Sometimes referred to as an artificial retina or “bionic eye,” the Argus® II Retinal Prosthesis System (“Argus II”) was developed by Second Sight Medical Products Inc. and was approved by the Food and Drug Administration (FDA) in February of this year.
RP is an inherited retinal degenerative disease that causes slow but progressive vision loss due to a gradual loss of the light-sensitive retinal cells called rods and cones. Patients with RP experience gradual loss of side vision and night vision, and later of central vision, which can result in near blindness.
In the Argus II System, retina prosthesis is surgically implanted in one eye. The individual wears glasses equipped with a camera that captures images and converts them into a series of small electrical pulses. The pulses are transmitted wirelessly to the prosthesis and its array of electrodes on the surface of the retina. These pulses are intended to stimulate the retina’s remaining cells, resulting in the corresponding perception of patterns of light in the brain. The patient then learns to interpret these visual patterns, thereby regaining some visual function.

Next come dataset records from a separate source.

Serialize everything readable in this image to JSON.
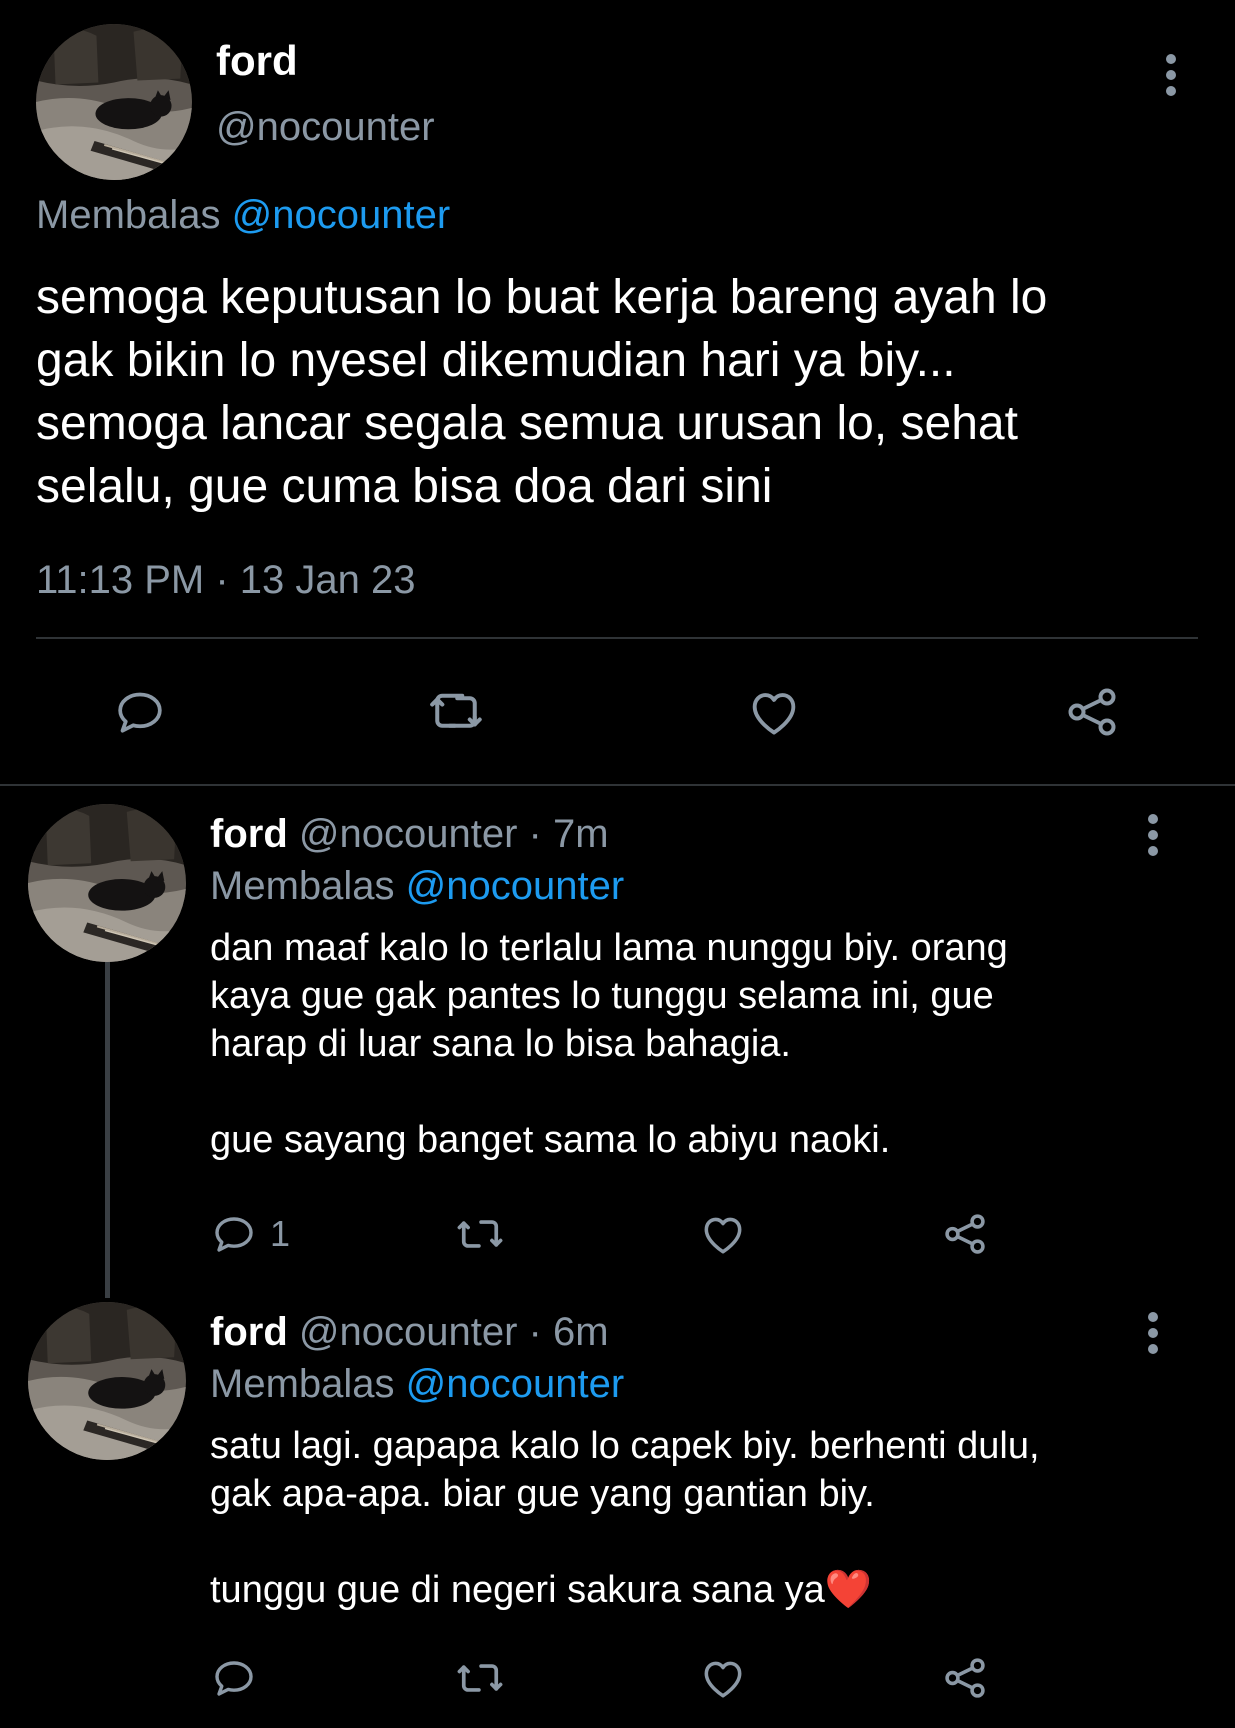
{
  "main_tweet": {
    "display_name": "ford",
    "handle": "@nocounter",
    "replying_label": "Membalas",
    "replying_to": "@nocounter",
    "text": "semoga keputusan lo buat kerja bareng ayah lo\ngak bikin lo nyesel dikemudian hari ya biy...\nsemoga lancar segala semua urusan lo, sehat\nselalu, gue cuma bisa doa dari sini",
    "timestamp": "11:13 PM · 13 Jan 23",
    "actions": [
      "reply-icon",
      "retweet-icon",
      "like-icon",
      "share-icon"
    ]
  },
  "replies": [
    {
      "display_name": "ford",
      "handle": "@nocounter",
      "time": " · 7m",
      "replying_label": "Membalas",
      "replying_to": "@nocounter",
      "text": "dan maaf kalo lo terlalu lama nunggu biy. orang\nkaya gue gak pantes lo tunggu selama ini, gue\nharap di luar sana lo bisa bahagia.\n\ngue sayang banget sama lo abiyu naoki.",
      "reply_count": "1"
    },
    {
      "display_name": "ford",
      "handle": "@nocounter",
      "time": " · 6m",
      "replying_label": "Membalas",
      "replying_to": "@nocounter",
      "text": "satu lagi. gapapa kalo lo capek biy. berhenti dulu,\ngak apa-apa. biar gue yang gantian biy.\n\ntunggu gue di negeri sakura sana ya❤️",
      "reply_count": ""
    }
  ],
  "colors": {
    "background": "#000000",
    "text": "#e7e9ea",
    "muted": "#8b98a5",
    "link": "#1d9bf0",
    "divider": "#2f3336",
    "heart_emoji": "#e0245e"
  }
}
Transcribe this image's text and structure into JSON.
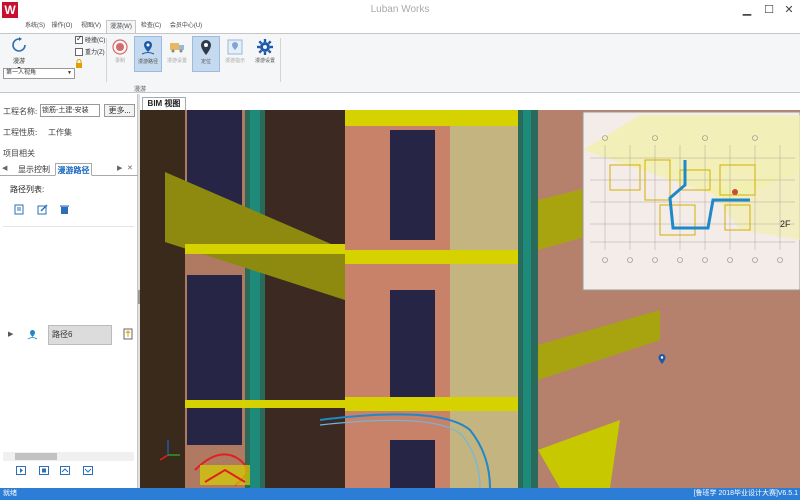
{
  "app": {
    "title": "Luban Works",
    "logo_letter": "W",
    "brand_color": "#c8102e"
  },
  "menu": {
    "tabs": [
      {
        "label": "系统(S)"
      },
      {
        "label": "操作(O)"
      },
      {
        "label": "视图(V)"
      },
      {
        "label": "漫游(W)",
        "active": true
      },
      {
        "label": "检查(C)"
      },
      {
        "label": "会员中心(U)"
      }
    ]
  },
  "ribbon": {
    "group_label": "漫游",
    "roam_button": {
      "label": "漫游",
      "icon": "roam-icon"
    },
    "view_mode": {
      "selected": "第一人视角"
    },
    "checkboxes": [
      {
        "label": "碰撞(C)",
        "checked": true
      },
      {
        "label": "重力(Z)",
        "checked": false
      }
    ],
    "buttons": [
      {
        "label": "录制",
        "icon": "record-icon",
        "disabled": true
      },
      {
        "label": "漫游路径",
        "icon": "path-pin-icon",
        "active": true
      },
      {
        "label": "漫游设置",
        "icon": "truck-icon",
        "disabled": true
      },
      {
        "label": "定位",
        "icon": "location-icon",
        "active": true
      },
      {
        "label": "漫游指示",
        "icon": "map-pin-icon",
        "disabled": true
      },
      {
        "label": "漫游设置",
        "icon": "gear-icon"
      }
    ]
  },
  "left_panel": {
    "project_name_label": "工程名称:",
    "project_name_value": "锁筋-土建-安装",
    "more_button": "更多...",
    "project_type_label": "工程性质:",
    "project_type_value": "工作集",
    "project_related": "项目相关",
    "tabs": [
      {
        "label": "显示控制"
      },
      {
        "label": "漫游路径",
        "active": true
      }
    ],
    "path_list_title": "路径列表:",
    "paths": [
      {
        "name": "路径6"
      }
    ]
  },
  "viewport": {
    "tab_label": "BIM 视图",
    "minimap_floor": "2F"
  },
  "status": {
    "text": "就绪",
    "right_text": "[鲁班学 2018毕业设计大赛]",
    "version": "V6.5.1"
  },
  "colors": {
    "ribbon_bg": "#f5f6f7",
    "active_button": "#c5d9ef",
    "status_bar": "#2b7dd5",
    "wall": "#b5816c",
    "duct": "#c8c800",
    "path_line": "#1e88c8"
  }
}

“Until now, we’ve had no treatment options to offer our patients with advanced RP,” says Kellogg’s Dr. Thiran Jayasundera, retina surgeon and principal investigator. “The implant will bring light back into our patients’ worlds, allowing them to detect shapes of people and objects in their environment. They will gain more independence and the ability to go about their daily lives with more confidence.”
In a recent clinical study, most participants were able to perform basic activities better with the retina prosthesis than without it. Many were able to locate lights and windows, follow lines in a crosswalk, or avoid running into things as they walked. Some could sort laundry or determine where other people were located in a room, and about half of the subjects were able to read very large letters (about 9 inches high).
Jayasundera and colleagues expect to begin performing the procedure in four to six months. Among the eligibility requirements, potential patients must be 25 years of age with end-stage RP that has progressed to the point of having “bare light” or no light perception in both eyes.